Compounding the problem was the matter of runaway inflation, which had plagued the Articles of Confederation period. The colonies had printed paper currency to pay debts, as did the national government. Silver coinage remained stable due to the inherent value of the metal itself, but there was nothing behind this paper money. At one point, you could buy a single sheep for $2 “hard currency”, or $150 in paper “Continental Dollars”. To this day, you might hear the expression “worthless as a continental”.
The first Secretary of the Treasury, Alexander Hamilton, reported in his Report on Public Credit, urging Congress to consolidate state and national debt into a single debt to be funded by the federal government. Hamilton felt that existing duties were as high as they could be without depressing imports, so he recommended the first excise tax on a domestically manufactured product – whiskey. The more meddlesome of Hamilton’s contemporaries were enthusiastically in favor of a “sin tax”, just as they are today. The “Whiskey Act” became law on March 3, 1791.
The whiskey tax was immediately unpopular, particularly in the west where it was, for all intents and purposes, an income tax. At a flat rate of 7¢ per gallon, the tax weighed more heavily on the western frontiers, where whiskey was sold for 50¢ a gallon. About half what it sold for in the more established regions of the east.
Furthermore, coinage wasn’t easy to come by on the frontiers. In many areas the medium for exchange was whiskey itself. The stuff was popular, it’s value was relatively stable, and it was easier to transport than the grain from which it was distilled.
Folks on the western fringes of the new nation already felt the federal government was doing too little to secure them against the predation of Indians. This whiskey tax was the final straw.
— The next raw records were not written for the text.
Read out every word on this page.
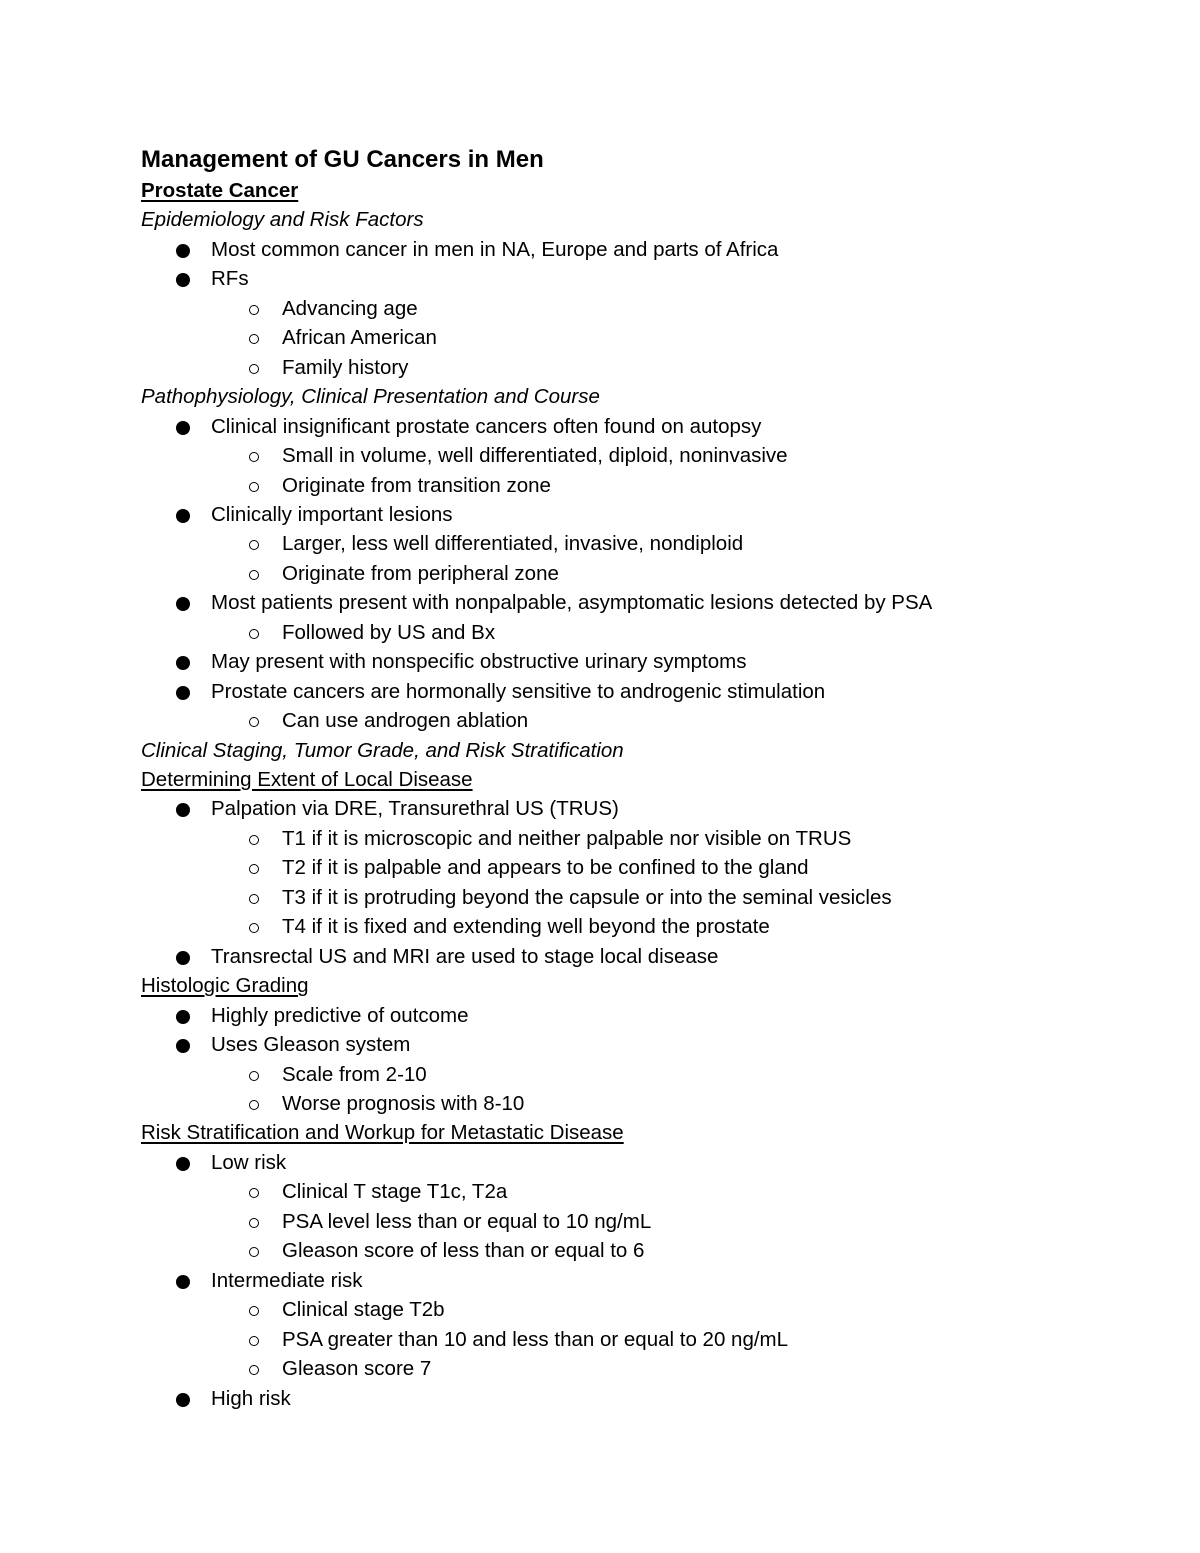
Management of GU Cancers in Men
Prostate Cancer
Epidemiology and Risk Factors
Most common cancer in men in NA, Europe and parts of Africa
RFs
Advancing age
African American
Family history
Pathophysiology, Clinical Presentation and Course
Clinical insignificant prostate cancers often found on autopsy
Small in volume, well differentiated, diploid, noninvasive
Originate from transition zone
Clinically important lesions
Larger, less well differentiated, invasive, nondiploid
Originate from peripheral zone
Most patients present with nonpalpable, asymptomatic lesions detected by PSA
Followed by US and Bx
May present with nonspecific obstructive urinary symptoms
Prostate cancers are hormonally sensitive to androgenic stimulation
Can use androgen ablation
Clinical Staging, Tumor Grade, and Risk Stratification
Determining Extent of Local Disease
Palpation via DRE, Transurethral US (TRUS)
T1 if it is microscopic and neither palpable nor visible on TRUS
T2 if it is palpable and appears to be confined to the gland
T3 if it is protruding beyond the capsule or into the seminal vesicles
T4 if it is fixed and extending well beyond the prostate
Transrectal US and MRI are used to stage local disease
Histologic Grading
Highly predictive of outcome
Uses Gleason system
Scale from 2-10
Worse prognosis with 8-10
Risk Stratification and Workup for Metastatic Disease
Low risk
Clinical T stage T1c, T2a
PSA level less than or equal to 10 ng/mL
Gleason score of less than or equal to 6
Intermediate risk
Clinical stage T2b
PSA greater than 10 and less than or equal to 20 ng/mL
Gleason score 7
High risk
Petitions were signed against the new law and there were hearings, none of which settled the matter satisfactorily. Events reached a boiling point in May 1794, when federal district attorney William Rawle issued subpoenas for more than 60 Western Pennsylvania distillers who had not paid their excise tax. All 60 were expected to appear in excise court in Philadelphia, an expensive, disruptive trip that these poor farmers were loathe to undertake.
The war of words became a shooting war as US Marshal David Lenox was delivering these writs in Allegheny County, south of Pittsburgh, on July 15.
More shooting incidents occurred in the days that followed. Objections to the whiskey tax gave way to a long list of economic grievances, as over 7,000 gathered in Braddock’s Field on August 1. They talked of secession and carried their own flag, each of its six stripes representing one of 6 Pennsylvania or eastern Ohio counties.
At last they marched on Pittsburg, burning the barns of Major Abraham Kirkpatrick, who had previously led soldiers against them.
A federalized militia force of 12,950 was raised to put down what President Washington saw as armed insurrection, marching on Western Pennsylvania in October 1794. It was a larger force than General Washington normally had under his command during the late Revolution.
Washington himself rode out to check on the progress of his army, the first and only time in history that a sitting American President led an army in the field.
The whiskey rebellion collapsed in the face of what was then an overwhelming army, with 10 of their leaders brought to Philadelphia to stand trial. Two were sentenced to hang for their role in the rebellion, but President Washington pardoned them both. The whiskey rebellion was over.
All internal taxes were repealed in 1800, when President Thomas Jefferson returned US fiscal policy to a reliance on trade tariffs. With the Napoleonic wars ongoing in Europe, business was good. National debt was reduced from $83 million to $43 million, despite $11 million spent on the Louisiana Purchase.
President Andrew Jackson paid off the national debt in its entirety, in 1835. The first and only President in United States history, ever to do so. Since that time, the Federal government has saddled the American taxpayer with approximately $301 million in additional debt. Per day.